Fault currents injected by an IBR are significantly different from the fault current generated by a conventional synchronous generator. Traditional protection algorithms rely on the magnitude of the fault current generated and the angle between the phase currents or the angle between the phase currents and voltages. Most of these relationships no longer hold true, and traditional protection algorithms such as overcurrent, directional, and distance elements can no longer be relied upon to provide secure and dependable protection. Conventional protection also assumes that the fault current and voltage are coherent with one another.
However, traditional line current differential protection still operates reliably and dependably if one or more of the line terminals is connected to a strong synchronous generator source. The main reason for this is that line current differential protection is unit protection and therefore it requires current information from all terminals that make up the zone of protection. The strong synchronous generator source terminal will provide the bulk of the fault current flowing into the protected zone and thereby develop a large enough differential or operating current to initiate dependable operation of the line current differential protection. Should the communications infrastructure (channel) not be able to support the bandwidth requirements for line current differential protection, the channel will be able to support a direct transfer trip (DTT) pilot communications protection scheme. In a DTT scheme, the strong terminal (connected to a conventional synchronous generator source) will issue a trip command via the communications infrastructure to the remote terminals when the strong terminal detects a fault in its zone of protection.
New Protection Technologies for IBR Challenges
Two emerging technologies offer a possible solution for the protection of power systems with a high penetration of IBRs. These are time-domain (TD) and traveling-wave (TW) protection. TD or incremental-quantity protection elements not only offer the advantage that these elements are not sensitive to load, but they also respond rapidly (in less than one cycle). This proves advantageous in these systems in that the IBR control algorithms require about one-quarter of a power system cycle to respond and curtail the fault current injected. This response time of the IBR control algorithm may be enough time for these elements to identify the fault loop, the direction of the fault, and the possible impedance to the fault.

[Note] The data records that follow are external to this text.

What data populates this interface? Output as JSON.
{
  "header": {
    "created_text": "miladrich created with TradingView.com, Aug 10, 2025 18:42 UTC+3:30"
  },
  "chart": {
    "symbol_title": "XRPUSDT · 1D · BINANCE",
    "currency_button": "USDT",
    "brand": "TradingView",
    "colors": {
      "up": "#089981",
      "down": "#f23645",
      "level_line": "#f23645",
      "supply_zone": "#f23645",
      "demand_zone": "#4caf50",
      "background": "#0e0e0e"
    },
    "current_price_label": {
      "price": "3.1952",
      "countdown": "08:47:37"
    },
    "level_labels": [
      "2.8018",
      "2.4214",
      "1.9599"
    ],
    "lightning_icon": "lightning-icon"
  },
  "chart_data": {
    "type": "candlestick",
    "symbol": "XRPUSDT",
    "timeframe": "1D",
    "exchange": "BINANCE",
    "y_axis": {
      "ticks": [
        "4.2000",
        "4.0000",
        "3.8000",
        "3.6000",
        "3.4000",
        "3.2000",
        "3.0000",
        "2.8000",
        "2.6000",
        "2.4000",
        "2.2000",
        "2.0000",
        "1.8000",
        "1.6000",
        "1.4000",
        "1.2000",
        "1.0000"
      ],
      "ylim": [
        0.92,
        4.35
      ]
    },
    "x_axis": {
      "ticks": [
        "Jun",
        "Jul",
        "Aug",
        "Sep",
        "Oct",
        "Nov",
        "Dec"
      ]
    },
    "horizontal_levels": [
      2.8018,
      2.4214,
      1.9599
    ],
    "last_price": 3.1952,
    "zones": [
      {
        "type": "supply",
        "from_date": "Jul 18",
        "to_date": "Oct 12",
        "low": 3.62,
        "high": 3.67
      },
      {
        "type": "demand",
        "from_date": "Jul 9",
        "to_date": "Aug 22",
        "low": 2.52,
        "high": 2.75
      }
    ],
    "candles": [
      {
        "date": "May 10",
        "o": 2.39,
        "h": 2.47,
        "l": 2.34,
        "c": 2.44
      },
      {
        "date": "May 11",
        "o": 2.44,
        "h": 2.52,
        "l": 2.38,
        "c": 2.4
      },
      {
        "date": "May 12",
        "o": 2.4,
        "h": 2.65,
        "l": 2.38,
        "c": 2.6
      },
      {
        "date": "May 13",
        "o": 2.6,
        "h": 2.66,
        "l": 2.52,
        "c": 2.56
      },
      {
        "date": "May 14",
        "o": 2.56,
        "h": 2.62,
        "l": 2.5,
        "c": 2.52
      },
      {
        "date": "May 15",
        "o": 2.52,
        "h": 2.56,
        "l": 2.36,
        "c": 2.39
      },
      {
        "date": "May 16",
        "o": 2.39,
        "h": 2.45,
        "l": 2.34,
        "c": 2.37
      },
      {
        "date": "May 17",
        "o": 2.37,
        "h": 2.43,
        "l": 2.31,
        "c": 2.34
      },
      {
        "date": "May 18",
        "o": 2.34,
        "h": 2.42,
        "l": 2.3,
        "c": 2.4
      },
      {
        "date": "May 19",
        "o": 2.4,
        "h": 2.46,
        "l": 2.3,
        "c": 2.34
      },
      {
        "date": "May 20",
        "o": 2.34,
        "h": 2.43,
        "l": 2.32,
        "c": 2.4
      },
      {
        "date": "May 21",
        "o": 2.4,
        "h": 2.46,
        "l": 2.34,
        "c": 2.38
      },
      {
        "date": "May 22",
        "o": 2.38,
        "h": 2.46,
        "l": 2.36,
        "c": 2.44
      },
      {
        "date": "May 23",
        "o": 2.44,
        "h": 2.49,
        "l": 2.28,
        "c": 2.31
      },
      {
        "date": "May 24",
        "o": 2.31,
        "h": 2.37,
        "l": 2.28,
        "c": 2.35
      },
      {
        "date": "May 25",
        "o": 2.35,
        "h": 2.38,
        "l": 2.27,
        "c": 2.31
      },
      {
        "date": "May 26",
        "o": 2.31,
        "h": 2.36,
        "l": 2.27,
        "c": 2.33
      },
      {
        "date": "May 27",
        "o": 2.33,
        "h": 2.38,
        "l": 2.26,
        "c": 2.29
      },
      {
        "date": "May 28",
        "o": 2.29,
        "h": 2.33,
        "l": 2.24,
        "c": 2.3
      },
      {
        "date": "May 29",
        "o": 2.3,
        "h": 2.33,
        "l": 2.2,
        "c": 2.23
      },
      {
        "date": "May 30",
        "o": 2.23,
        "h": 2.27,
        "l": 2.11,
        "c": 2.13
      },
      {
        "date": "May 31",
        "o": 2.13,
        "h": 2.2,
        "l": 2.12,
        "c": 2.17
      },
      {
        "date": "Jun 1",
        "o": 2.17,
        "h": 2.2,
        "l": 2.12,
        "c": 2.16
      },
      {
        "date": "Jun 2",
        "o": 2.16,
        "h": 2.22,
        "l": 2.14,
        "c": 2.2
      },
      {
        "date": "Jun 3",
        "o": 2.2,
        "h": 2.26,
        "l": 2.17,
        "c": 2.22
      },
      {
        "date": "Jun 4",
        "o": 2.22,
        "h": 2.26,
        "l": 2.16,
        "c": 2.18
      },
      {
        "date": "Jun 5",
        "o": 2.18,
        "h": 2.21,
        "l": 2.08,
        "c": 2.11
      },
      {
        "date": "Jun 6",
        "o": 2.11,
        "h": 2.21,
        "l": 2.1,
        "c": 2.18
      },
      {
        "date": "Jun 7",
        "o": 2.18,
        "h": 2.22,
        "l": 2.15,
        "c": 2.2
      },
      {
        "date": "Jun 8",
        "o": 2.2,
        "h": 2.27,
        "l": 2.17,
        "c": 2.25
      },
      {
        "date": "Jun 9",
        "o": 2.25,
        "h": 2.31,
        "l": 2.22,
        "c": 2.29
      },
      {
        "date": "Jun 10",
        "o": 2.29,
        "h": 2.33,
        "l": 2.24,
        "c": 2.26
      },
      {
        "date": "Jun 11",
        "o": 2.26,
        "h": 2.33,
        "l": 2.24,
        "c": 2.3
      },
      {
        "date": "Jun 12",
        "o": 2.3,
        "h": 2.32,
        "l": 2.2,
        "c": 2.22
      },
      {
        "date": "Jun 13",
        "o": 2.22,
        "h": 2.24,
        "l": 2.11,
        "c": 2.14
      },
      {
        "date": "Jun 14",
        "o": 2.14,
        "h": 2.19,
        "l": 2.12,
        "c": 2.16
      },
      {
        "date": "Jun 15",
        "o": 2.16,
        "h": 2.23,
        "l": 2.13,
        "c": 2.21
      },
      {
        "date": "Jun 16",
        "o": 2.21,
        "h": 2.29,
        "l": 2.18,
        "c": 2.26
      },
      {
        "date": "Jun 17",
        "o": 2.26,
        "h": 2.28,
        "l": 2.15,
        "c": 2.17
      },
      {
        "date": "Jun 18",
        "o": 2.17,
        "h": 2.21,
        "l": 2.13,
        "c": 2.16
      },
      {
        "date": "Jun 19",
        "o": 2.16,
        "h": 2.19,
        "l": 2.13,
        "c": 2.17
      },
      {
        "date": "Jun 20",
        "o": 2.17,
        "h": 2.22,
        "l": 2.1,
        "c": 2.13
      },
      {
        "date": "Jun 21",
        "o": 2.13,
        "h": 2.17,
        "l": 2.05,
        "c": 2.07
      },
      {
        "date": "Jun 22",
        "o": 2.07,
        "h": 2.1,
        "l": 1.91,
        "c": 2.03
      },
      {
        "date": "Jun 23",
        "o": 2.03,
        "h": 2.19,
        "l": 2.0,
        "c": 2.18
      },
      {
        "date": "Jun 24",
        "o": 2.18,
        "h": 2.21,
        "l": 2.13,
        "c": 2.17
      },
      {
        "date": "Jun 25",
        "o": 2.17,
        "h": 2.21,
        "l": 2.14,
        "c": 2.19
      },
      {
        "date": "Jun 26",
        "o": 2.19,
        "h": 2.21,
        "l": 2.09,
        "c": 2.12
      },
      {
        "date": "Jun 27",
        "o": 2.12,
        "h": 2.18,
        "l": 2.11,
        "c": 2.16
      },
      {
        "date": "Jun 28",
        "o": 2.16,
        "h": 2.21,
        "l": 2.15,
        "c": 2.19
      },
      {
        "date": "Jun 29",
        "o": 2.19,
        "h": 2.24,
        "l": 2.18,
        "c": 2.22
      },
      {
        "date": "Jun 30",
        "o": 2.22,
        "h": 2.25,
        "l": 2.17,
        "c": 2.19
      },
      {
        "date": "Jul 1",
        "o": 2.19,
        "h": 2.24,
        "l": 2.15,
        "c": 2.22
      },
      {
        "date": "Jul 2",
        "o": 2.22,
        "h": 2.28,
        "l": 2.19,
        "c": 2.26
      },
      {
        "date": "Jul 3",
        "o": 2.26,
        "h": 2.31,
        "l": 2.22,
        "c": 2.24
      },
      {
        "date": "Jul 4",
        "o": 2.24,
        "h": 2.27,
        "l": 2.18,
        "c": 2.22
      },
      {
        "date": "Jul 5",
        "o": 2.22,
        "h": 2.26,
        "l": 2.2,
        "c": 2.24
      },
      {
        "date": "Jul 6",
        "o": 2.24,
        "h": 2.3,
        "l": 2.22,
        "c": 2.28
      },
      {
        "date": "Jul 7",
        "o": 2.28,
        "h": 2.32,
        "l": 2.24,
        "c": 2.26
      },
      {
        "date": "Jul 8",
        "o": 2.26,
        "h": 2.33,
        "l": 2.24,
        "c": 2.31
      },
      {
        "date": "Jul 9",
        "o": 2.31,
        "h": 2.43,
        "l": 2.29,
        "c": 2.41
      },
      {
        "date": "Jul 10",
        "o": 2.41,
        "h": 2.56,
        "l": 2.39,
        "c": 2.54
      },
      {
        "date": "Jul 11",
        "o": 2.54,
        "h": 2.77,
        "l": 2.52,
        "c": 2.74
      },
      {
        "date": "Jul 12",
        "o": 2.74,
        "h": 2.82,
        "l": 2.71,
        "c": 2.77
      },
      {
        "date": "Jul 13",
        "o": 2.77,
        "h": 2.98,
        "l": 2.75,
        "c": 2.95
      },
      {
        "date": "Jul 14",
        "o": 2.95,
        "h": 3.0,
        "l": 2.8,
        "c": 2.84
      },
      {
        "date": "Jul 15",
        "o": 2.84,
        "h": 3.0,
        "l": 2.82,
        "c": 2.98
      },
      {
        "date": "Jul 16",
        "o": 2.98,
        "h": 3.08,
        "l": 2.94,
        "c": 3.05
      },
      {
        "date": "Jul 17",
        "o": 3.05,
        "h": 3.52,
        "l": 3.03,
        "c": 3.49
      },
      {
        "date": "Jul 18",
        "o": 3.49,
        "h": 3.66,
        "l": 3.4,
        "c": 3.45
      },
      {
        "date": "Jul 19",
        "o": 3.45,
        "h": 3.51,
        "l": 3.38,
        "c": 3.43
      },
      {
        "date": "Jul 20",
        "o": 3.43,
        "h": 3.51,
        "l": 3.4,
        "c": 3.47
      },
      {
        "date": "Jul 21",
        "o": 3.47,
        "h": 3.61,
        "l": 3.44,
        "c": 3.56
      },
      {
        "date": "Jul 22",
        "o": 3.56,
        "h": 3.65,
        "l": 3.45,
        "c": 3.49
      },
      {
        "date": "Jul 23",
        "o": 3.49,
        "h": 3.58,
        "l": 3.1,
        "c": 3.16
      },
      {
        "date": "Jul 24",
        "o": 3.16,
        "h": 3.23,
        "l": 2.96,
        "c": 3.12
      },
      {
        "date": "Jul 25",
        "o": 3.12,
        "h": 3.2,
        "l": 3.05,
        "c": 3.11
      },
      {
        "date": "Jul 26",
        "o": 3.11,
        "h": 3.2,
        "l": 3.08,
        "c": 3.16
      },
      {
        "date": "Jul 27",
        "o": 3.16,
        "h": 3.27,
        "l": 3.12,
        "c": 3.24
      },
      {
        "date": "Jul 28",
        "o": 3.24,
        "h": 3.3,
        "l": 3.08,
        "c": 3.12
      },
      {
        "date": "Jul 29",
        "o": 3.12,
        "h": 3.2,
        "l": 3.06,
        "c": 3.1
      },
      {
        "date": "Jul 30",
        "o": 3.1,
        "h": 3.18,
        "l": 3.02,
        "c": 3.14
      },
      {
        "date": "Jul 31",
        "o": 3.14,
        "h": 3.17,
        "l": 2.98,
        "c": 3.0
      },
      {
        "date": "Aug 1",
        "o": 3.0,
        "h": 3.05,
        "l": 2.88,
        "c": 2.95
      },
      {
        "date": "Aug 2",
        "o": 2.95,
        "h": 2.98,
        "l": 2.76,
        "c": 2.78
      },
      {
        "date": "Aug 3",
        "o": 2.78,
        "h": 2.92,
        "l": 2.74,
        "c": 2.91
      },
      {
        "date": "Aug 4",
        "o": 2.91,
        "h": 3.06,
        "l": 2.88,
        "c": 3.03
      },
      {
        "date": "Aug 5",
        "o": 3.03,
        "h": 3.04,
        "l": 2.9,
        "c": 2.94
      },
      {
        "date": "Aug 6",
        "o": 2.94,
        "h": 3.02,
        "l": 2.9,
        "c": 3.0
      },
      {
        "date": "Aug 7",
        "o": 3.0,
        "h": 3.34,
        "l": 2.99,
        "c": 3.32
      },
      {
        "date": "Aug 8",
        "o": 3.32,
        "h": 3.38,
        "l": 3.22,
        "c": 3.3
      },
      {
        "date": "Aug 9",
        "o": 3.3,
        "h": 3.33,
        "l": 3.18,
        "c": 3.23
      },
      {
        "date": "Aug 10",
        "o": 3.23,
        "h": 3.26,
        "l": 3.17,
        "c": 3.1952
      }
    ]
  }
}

For TW protection, the magnitude and polarity of the VTW launched are dependent on the magnitude and polarity of the voltage at the instant of the fault at the fault location. The larger the magnitude of the voltage at the time of the fault, the larger the magnitude of VTW, which is opposite to the polarity of the voltage at the instant of the fault. The magnitude of the ITW launched is directly proportional to the VTW and inversely proportional to the characteristic impedance (ZC) of the power line. Since ZC is predominantly a positive real number, the polarity of the ITW and VTW are the same. So, as can be seen, the VTW and ITW launched due to a power system fault are only dependent on the ZC of the line in which they are launched and are independent of the sources in the power system.
Both these emerging technologies show promise to provide dependable and secure protection for power systems with a large penetration of IBRs.